And Now, Back to our Regularly Scheduled Programming
Our missing sperm is still missing, and we are utterly frustrated by the finger-pointing and he said/she said that is going on between the RE's office (let's call them "Completely Annoying") and the sperm bank ("Pretty Frustrating"). On the advice of a lawyer friend, I tried to set up a conference call involving all parties, and Completely Annoying was willing to give it a go. Unfortunately, Pretty Frustrating sent us an e-mail today declaring that they "consider this case closed" and blame the whole disaster on Completely Annoying.

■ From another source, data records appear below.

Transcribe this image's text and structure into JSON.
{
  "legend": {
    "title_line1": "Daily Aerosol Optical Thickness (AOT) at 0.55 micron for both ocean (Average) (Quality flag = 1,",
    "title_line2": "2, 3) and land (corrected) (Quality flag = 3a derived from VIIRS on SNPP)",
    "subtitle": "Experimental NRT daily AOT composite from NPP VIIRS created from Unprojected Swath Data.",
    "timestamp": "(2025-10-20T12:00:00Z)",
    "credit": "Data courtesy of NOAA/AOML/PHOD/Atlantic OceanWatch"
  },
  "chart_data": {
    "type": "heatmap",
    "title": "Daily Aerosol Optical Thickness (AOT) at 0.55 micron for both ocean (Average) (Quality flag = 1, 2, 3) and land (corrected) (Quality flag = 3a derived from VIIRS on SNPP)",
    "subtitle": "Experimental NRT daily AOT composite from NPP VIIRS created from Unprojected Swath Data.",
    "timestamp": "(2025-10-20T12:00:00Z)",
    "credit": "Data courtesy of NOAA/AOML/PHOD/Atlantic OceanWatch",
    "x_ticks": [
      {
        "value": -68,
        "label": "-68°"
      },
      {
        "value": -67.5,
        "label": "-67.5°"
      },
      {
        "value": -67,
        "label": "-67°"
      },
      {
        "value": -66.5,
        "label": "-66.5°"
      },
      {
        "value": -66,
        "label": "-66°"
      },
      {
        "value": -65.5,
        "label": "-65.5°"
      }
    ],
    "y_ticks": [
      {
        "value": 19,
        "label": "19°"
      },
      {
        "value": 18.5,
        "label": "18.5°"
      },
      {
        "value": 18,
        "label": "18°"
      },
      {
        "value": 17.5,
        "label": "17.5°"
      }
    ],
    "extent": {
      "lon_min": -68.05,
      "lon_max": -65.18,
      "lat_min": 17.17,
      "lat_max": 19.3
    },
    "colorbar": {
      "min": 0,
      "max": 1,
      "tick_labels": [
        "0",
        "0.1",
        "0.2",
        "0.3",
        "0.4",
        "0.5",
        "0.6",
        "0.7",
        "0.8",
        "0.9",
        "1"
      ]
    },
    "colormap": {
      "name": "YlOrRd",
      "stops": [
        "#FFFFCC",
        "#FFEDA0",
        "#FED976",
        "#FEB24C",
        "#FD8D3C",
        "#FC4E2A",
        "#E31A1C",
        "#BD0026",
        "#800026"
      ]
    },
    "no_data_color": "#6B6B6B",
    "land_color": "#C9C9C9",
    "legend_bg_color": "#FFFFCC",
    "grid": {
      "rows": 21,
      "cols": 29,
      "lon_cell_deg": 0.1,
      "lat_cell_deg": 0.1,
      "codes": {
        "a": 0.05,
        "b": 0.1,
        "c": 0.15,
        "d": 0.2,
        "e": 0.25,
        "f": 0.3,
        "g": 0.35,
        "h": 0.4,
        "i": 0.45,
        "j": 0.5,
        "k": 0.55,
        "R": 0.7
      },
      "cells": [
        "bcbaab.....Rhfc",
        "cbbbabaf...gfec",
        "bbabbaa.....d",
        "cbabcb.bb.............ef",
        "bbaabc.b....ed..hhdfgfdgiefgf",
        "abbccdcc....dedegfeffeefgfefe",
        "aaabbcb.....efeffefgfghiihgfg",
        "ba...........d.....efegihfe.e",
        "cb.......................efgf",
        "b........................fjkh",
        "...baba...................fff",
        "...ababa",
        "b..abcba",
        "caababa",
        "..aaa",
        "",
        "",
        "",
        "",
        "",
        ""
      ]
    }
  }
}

They're probably right -- Pretty Frustrating has MUCH better records than Completely Annoying -- but Completely Annoying is equally adamant that it's Pretty Frustrating's fault, and I'm not sure either of us are tough enough to talk them into ponying up the $500+ it will take to replace it (including shipping). I was afraid of this from the minute I found out the vial was missing.
In the end, $500 is not going to break us. But money is one of my major hangups, and losing money through no fault of my own is even more stressful. When you add in the factor that the lost money was spent in pursuit of the child we so desperately want... you can imagine the state of my psyche. It's not pretty at all.
I know life isn't fair (and that some people have much worse things to worry about). I know I'm not in control of this process. I know we'll get through all this. But I'm getting tired of the reminders.